Leider muss ich nun mitteilen, dass es bis auf ein paar ganz wenige Exemplare,
mein Malediven-Mäusebuch nicht mehr gibt.

Die unermüdliche Geduld und das ganze Herzblut haben nicht geholfen, gegen Verleger die nicht korrekt arbeiten anzukommen.  Der Titel des Buches „Wenn Träume in Erfüllung geh’n“ hat sich aber nur in Bezug auf die Verlage nicht bewahrheitet.

Die drei Jahre, seit der Geburt der Idee für das Buch, haben mir viele, wunderschöne Momente beschert.
Ich durfte eine für mich unbekannte Welt und ganz besondere Leute kennen lernen.
Es sind Freundschaften entstanden, die ich nie mehr missen möchte.
Meine kühnsten Träume wurden wahr.
Ich durfte durch einige Türen gehen, die mir ohne das Buch verschlossen geblieben wären.

Von ganzem Herzen möchte ich mich für die Liebe, Geduld und die riesige Unterstützung bei Allen bedanken,
die während meiner „Buchzeit“ neben mir, hinter mir und bei mir gestanden sind,
mich unterstützt, manchmal von hoch oben abgeholt, aber auch wieder gepuscht haben
und meine Freude aber auch meine jetztige Traurigkeit mit mir teilen.

Zur Erinnerung einige Bilder aus dem Buch die für mich immer von spezieller Bedeutung sein werden!



 

Buchmesse in Frankfurt

Am 12. Oktober 2007 ist es soweit.

Meine kleine Schwester begleitet mich nach Frankfurt an die Buchmesse. Eine lange Bahnfahrt und eine noch längere Taxifahrt durch Frankfurt führen uns zuerst in unser vorreserviertes Hotel.



Am nächsten Tag werden wir vom Verleger ins Messezentrum gefahren. Da sehe ich zum ersten Mal mein Buch.
Sicher habe ich mich riesig gefreut und doch habe ich ein ganz komisches Gefühl. Was wird wohl aus dem Ganzen? Keiner kann das sagen. Das Buch lebt jetzt sein eigenes Leben und ich lasse mich davon überraschen.

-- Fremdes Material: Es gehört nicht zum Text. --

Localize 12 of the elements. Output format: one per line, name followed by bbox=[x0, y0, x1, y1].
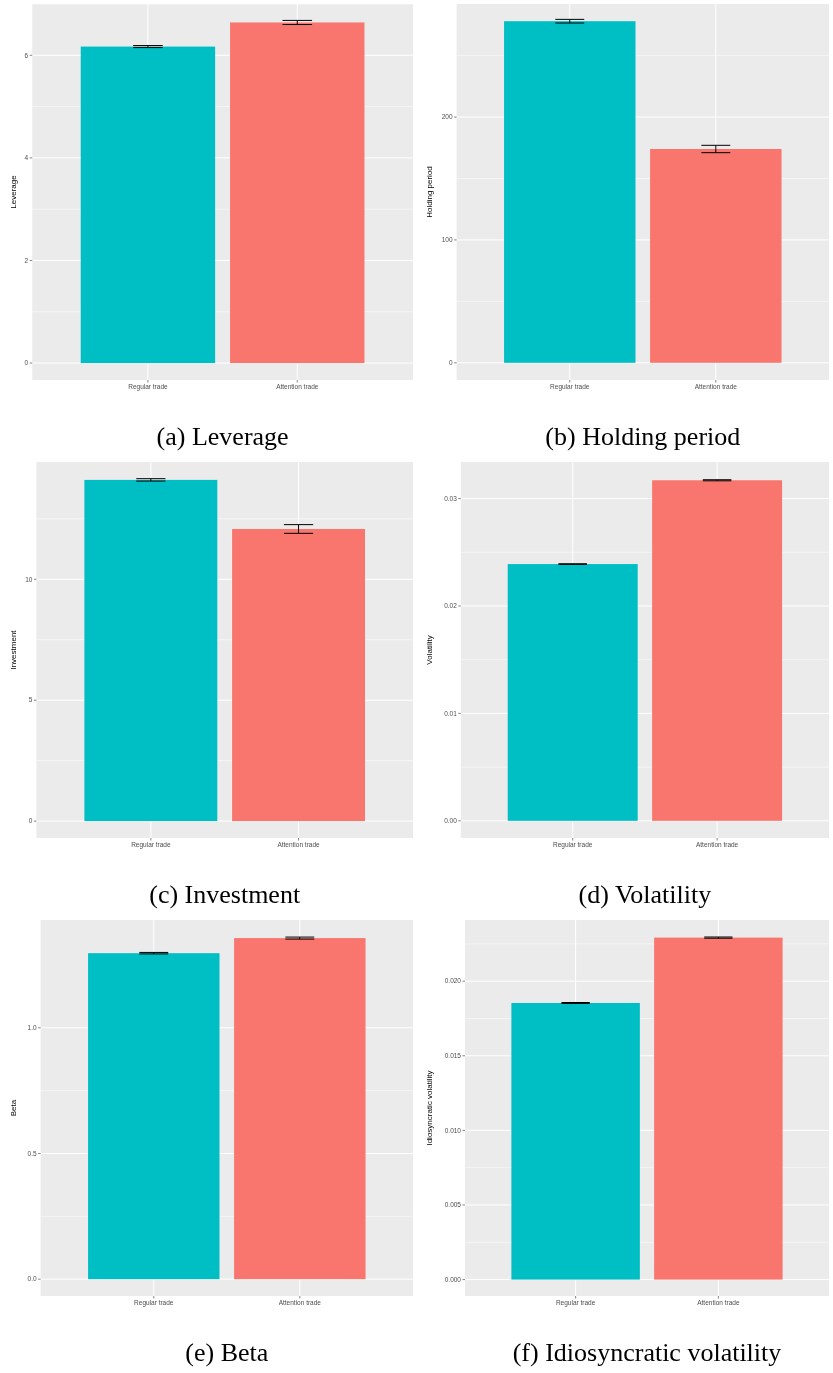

Die Messe war sehr eindrücklich. Es hatte sooo viele Leute. Zwei meiner Liebsten haben mich mit ihrem Besuch an der Buchmesse überrascht. Eine so weite Reise, nur um mit mir einen Kaffee zu trinken und „Wenn Träume in Erfüllung geh’n“ zu sehen. Euch Beiden und meiner Schwester möchte ich hier von ganzem Herzen für die Unterstützung danken.

Am Abend war eine Vorlesung geplant. Alle anderen Autoren von diesem Verlag haben eine Passage aus ihrem Buch vorgelesen. Mit meinem Buch war das leider nicht möglich. Denn, wenn man die Bilder nicht sehen kann, bringt das Erzählen nichts. So habe ich einfach über die Entstehung des Ganzen erzählt. Das war auch gut so, denn ich konnte mir damals noch nicht vorstellen, vor all die Leute hin zu stehen und vorzulesen.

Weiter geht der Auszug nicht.